The json mode provides a structured comparison of specific fields extracted from the content. This is useful for tracking changes in specific data points rather than the entire content. Example output:
{
  "title": {
    "previous": "Old Title",
    "current": "New Title"
  },
  "price": {
    "previous": "$19.99",
    "current": "$24.99"
  }
}
To use JSON mode, you need to provide a schema that defines the fields to extract and compare.

Important Facts

Here are some important details to know when using the change tracking feature:
  • Comparison Method: Scrapes are always compared via their markdown response.
    • The markdown format must also be specified when using the changeTracking format. Other formats may also be specified in addition.
    • The comparison algorithm is resistant to changes in whitespace and content order. iframe source URLs are currently ignored for resistance against captchas and antibots with randomized URLs.
  • Matching Previous Scrapes: Previous scrapes to compare against are currently matched on the source URL, the team ID, the markdown format, and the tag parameter.
    • For an effective comparison, the input URL should be exactly the same as the previous request for the same content.
    • Crawling the same URLs with different includePaths/excludePaths will have inconsistencies when using changeTracking.
    • Scraping the same URLs with different includeTags/excludeTags/onlyMainContent will have inconsistencies when using changeTracking.
    • Compared pages will also be compared against previous scrapes that only have the markdown format without the changeTracking format.
    • Comparisons are scoped to your team.

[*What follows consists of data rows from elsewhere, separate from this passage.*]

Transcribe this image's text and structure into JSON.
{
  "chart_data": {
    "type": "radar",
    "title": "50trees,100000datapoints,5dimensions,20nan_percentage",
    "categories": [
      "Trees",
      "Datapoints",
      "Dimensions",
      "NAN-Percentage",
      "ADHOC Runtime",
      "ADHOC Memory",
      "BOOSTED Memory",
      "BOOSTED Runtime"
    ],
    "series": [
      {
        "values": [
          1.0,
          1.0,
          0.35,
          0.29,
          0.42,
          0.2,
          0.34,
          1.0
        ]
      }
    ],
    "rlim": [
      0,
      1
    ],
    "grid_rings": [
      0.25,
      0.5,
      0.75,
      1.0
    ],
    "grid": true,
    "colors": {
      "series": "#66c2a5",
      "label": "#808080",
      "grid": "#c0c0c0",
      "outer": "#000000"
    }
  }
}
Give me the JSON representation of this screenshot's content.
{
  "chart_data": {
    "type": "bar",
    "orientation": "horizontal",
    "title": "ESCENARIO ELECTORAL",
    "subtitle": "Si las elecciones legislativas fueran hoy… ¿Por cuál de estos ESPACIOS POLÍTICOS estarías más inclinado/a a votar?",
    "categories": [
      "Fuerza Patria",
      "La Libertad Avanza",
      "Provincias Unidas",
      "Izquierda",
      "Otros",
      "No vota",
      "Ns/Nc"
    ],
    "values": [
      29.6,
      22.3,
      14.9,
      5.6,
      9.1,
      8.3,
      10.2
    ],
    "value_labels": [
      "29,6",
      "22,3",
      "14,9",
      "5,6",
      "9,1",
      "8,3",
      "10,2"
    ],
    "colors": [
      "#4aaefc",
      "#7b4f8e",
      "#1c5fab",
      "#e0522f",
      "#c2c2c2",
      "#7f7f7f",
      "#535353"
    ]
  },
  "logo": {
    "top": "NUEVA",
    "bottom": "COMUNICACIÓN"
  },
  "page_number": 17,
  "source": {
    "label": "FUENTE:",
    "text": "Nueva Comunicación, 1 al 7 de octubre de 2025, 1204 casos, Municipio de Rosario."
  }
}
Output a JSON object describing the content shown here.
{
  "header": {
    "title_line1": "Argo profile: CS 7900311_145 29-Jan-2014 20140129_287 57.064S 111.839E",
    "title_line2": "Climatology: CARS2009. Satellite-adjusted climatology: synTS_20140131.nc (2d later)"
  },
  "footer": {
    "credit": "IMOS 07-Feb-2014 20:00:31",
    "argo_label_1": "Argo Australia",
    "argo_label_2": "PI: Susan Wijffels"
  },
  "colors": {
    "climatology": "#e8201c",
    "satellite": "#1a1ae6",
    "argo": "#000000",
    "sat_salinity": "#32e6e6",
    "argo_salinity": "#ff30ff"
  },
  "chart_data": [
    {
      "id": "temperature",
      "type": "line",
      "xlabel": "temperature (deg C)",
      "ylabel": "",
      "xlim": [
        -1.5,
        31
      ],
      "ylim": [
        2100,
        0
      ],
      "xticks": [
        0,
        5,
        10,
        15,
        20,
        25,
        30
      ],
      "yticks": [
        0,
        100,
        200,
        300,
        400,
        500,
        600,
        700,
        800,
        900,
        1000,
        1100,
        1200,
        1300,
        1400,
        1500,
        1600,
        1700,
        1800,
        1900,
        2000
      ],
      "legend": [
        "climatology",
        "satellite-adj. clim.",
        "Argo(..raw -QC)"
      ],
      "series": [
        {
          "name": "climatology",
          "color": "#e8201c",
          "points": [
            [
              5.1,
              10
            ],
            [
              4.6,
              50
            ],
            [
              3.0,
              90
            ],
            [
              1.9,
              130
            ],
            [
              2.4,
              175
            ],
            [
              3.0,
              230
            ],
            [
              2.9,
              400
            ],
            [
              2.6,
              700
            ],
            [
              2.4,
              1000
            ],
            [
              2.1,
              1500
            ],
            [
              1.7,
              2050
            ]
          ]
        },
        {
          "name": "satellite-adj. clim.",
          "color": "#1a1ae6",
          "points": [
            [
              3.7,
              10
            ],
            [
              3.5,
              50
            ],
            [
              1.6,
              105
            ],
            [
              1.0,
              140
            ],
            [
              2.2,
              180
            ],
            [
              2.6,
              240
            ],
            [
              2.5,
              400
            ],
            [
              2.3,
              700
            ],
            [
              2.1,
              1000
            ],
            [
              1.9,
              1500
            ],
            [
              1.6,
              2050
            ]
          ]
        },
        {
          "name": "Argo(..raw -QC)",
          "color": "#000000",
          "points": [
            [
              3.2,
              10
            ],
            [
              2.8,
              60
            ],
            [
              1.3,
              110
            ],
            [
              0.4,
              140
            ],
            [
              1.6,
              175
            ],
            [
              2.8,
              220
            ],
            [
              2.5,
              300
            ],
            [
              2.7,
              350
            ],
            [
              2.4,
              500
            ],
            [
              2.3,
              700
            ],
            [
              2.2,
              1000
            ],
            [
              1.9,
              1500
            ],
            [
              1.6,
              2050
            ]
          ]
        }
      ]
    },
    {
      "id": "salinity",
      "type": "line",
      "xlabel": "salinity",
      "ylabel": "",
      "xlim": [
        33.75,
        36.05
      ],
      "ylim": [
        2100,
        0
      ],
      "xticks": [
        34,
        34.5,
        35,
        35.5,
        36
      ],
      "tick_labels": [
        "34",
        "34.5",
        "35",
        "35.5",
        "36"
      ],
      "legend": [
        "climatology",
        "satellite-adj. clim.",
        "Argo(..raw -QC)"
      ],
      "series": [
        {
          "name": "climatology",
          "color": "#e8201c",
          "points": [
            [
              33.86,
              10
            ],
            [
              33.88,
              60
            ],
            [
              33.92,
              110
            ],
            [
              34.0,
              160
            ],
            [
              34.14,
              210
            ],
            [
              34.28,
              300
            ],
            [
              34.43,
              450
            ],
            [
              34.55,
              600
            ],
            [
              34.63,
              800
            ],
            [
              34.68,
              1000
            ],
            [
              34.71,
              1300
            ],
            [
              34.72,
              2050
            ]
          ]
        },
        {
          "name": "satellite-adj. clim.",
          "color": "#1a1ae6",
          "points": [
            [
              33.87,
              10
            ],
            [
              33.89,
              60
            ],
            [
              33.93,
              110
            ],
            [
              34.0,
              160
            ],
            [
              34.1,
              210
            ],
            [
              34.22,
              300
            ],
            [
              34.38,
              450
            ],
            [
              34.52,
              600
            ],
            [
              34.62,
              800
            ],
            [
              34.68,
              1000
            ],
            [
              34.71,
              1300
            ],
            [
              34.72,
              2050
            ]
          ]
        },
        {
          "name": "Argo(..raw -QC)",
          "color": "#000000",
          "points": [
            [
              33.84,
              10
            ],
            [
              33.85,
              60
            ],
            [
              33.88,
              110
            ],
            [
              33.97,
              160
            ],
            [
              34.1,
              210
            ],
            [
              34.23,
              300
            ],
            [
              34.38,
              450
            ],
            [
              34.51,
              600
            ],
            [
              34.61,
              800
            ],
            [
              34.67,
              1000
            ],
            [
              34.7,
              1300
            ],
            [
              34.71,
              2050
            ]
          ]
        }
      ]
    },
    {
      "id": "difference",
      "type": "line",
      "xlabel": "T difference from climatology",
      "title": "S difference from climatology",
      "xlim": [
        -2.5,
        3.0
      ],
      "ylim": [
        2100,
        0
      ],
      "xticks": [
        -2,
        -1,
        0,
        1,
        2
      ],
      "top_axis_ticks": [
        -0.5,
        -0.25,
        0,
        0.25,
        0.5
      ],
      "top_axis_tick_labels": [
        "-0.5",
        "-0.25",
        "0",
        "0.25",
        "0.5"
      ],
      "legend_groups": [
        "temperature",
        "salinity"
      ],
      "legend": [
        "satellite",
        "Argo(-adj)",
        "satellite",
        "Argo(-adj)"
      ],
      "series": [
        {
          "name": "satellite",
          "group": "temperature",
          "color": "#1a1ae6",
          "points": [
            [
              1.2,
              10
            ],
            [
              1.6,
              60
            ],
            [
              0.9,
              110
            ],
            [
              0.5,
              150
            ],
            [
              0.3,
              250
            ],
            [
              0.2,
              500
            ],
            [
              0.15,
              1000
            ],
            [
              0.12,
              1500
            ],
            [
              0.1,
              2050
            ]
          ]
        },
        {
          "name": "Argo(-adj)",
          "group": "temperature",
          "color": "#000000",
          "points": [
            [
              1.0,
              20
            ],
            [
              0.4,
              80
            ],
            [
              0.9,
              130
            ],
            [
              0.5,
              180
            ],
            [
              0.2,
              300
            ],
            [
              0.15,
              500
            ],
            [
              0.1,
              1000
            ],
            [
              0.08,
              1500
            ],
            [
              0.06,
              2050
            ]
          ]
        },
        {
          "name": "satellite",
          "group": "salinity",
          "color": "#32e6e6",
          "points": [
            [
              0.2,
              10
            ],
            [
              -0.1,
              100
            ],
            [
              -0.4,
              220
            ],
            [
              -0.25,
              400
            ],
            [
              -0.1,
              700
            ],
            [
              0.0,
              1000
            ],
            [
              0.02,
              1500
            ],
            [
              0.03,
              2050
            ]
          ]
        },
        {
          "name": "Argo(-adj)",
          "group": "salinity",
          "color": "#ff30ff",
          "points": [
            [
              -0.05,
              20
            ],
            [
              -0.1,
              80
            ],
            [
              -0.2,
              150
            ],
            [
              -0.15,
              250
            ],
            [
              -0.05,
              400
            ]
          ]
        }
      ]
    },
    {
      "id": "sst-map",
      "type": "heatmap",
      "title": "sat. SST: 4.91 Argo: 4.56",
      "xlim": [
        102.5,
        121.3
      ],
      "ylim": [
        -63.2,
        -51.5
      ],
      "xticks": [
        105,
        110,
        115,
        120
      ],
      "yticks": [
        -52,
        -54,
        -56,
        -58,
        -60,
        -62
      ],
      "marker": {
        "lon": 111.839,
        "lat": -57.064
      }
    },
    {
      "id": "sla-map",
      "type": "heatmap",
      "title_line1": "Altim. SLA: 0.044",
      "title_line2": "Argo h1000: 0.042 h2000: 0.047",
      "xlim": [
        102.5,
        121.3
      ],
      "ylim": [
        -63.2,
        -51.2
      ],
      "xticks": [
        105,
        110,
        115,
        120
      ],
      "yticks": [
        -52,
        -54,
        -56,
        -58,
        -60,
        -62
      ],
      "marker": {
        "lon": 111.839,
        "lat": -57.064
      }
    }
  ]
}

If you scrape a URL for the first time with your API key, its changeStatus will always be new, even if other Firecrawl users have scraped it before.
  • Beta Status: While in Beta, it is recommended to monitor the warning field of the resulting document, and to handle the changeTracking object potentially missing from the response.
    • This may occur when the database lookup to find the previous scrape to compare against times out.

Examples

Basic Scrape Example

// Request
{
    "url": "https://firecrawl.dev",
    "formats": ["markdown", "changeTracking"]
}

// Response
{
  "success": true,
  "data": {
    "markdown": "...",
    "metadata": {...},
    "changeTracking": {
      "previousScrapeAt": "2025-03-30T15:07:17.543071+00:00",
      "changeStatus": "same",
      "visibility": "visible"
    }
  }
}

Crawl Example

// Request
{
    "url": "https://firecrawl.dev",
    "scrapeOptions": {
        "formats": ["markdown", "changeTracking"]
    }
}

Tracking Product Price Changes

const result = await firecrawl.scrape('https://example.com/product', {
  formats: [
    'markdown',
    {
      type: 'changeTracking',
      modes: ['json'],
      schema: {
        type: 'object',
        properties: {
          price: { type: 'string' },
          availability: { type: 'string' }
        }
      }
    }
  ]
});

if (result.changeTracking.changeStatus === 'changed') {
  console.log(`Price changed from ${result.changeTracking.json.price.previous} to ${result.changeTracking.json.price.current}`);
}

Monitoring Content Changes with Git-Diff

const result = await firecrawl.scrape('https://example.com/blog', {
  formats: [
    'markdown',
    { type: 'changeTracking', modes: ['git-diff'] }
  ]
});

if (result.changeTracking.changeStatus === 'changed') {
  console.log('Content changes:');
  console.log(result.changeTracking.diff.text);
}

Billing

The change tracking feature is currently in beta. Using the basic change tracking functionality and git-diff mode has no additional cost. However, if you use the json mode for structured data comparison, the page scrape will cost 5 credits per page.